Stomper didn't attract me. I often worry about non competition clauses. I have some major plans ahead and avoid anything that might be looked on as even vaguely in the same direction. This is especially true if they have hidden features that are a secret weapon.
That is actually one of the reasons I dropped out of Portal Feeder. I might have ended up helping to shape it's future, and in some ways that would have overlapped with some of my own plans, especially smaller projects that didn't happen due to my time offline.

They don't come close to one of my major projects that even 1 year after I first conceived the concept and made some initial appraoches to technology partners, is still fresh, state-of-the-art and begging for a green light (from my bank balance... ) ;)
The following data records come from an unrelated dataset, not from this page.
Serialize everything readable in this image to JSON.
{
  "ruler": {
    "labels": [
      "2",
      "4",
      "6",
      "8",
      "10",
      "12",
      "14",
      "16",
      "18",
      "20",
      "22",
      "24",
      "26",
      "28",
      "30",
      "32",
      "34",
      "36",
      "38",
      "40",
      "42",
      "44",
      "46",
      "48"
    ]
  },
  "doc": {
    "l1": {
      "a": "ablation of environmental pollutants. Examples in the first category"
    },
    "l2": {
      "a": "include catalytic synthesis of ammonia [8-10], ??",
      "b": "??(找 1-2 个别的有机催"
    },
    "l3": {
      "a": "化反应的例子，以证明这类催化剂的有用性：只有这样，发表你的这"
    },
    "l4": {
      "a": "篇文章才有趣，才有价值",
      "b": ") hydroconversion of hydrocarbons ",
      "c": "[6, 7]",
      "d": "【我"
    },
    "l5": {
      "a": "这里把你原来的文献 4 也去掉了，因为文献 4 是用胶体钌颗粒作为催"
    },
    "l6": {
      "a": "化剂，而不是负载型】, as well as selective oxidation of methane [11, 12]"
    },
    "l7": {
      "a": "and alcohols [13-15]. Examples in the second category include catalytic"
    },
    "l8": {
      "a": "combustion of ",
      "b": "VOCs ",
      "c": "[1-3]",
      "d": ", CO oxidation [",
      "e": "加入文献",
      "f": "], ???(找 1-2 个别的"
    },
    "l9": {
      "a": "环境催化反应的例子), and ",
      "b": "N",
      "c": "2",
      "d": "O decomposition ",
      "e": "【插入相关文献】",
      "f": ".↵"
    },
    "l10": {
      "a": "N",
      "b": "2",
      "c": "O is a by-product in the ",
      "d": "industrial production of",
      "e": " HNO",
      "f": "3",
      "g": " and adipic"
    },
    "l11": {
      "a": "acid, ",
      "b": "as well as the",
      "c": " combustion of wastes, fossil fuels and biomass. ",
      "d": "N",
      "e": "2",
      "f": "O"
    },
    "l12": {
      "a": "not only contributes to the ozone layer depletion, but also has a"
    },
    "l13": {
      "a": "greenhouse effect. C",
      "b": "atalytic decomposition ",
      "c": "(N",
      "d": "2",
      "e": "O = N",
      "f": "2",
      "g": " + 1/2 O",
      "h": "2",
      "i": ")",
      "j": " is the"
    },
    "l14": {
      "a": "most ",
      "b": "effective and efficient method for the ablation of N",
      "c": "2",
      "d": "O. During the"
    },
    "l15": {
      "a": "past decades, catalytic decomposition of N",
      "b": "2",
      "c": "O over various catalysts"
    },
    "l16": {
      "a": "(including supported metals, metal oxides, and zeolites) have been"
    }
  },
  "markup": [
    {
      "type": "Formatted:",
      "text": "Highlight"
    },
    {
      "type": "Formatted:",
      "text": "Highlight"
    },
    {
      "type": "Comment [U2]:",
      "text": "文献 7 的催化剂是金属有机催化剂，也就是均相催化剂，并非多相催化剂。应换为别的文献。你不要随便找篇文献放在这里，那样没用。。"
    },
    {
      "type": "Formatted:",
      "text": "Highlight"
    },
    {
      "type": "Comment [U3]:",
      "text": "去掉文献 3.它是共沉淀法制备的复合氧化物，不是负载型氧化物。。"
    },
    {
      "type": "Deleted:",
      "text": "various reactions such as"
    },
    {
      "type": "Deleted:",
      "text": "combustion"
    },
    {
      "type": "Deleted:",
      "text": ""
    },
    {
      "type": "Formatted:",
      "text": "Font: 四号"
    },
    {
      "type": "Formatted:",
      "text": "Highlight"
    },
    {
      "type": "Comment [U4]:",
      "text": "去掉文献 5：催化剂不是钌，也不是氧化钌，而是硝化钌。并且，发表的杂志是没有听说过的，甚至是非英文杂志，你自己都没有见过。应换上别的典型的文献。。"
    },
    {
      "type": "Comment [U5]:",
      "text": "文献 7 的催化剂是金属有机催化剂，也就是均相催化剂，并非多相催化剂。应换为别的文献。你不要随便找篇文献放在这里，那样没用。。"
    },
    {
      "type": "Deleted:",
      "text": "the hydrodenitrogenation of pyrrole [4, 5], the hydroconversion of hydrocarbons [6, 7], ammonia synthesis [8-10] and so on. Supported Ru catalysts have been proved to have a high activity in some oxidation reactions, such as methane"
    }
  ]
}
So what have I spent money on?

First off Affiliate Project X. That is an affiliate link but this is way after the big guys have been promoting it. I found it highly motivational for my major project which combines some of underlying concepts. The primary concepts are pre-selling and being sneaky. It isn't an ebook filled with 10 products that you simply must buy to get it working. The strategies work - I have made around 10x my investment back over the last week. It doesn't require a mailing list (which is a good job, I have never mailed my 1K+ subscribers - when it happens it will be juicy)

My largest investment this week was Domain Dashboard. It is a tool for managing domains with cpanel and whm. I am setting up a lot of new sites, and managing what is happening on each hosting account is becoming a pain. You can do it with lots of bookmarks, but even using a tool like roboform for filling in all the passwords it eventually gets too much.

Last off I purchased some Adsense backgrounds. I have sites that get 100+ unique visitors per day yet don't cover domain purchase and hosting fees. I have used a couple so far over on my Wordpress Plugins site which has recently changed domain name. (more about that on the site)
It is one of my poorer performers atm, but that will change. I have full time programmers working on some very neat wordpress plugins. Most of them will be free, so well worth subscribing to my plugins blog.


So I have invested in products that:-

1. will enhance my approach to my business (Project X)
2. will save me time and help me work more efficiently, no matter what kind of sites I create
3. Something that will help my existing sites make more money (Adsense Backgrounds)

There are lots of smaller investments you can make that will make a direct measurable change to your business. It is often better to make small purchases than buy one large training package, mentoring program etc.

The gurus all preach about the little changes you can make to your business that soon amount to big changes. Then they try to rape your wallet for something you don't need, an all in one solution.

I am only investing profit. If you go back into the archives you might recall that not much more than a year ago I was making sites on free hosting.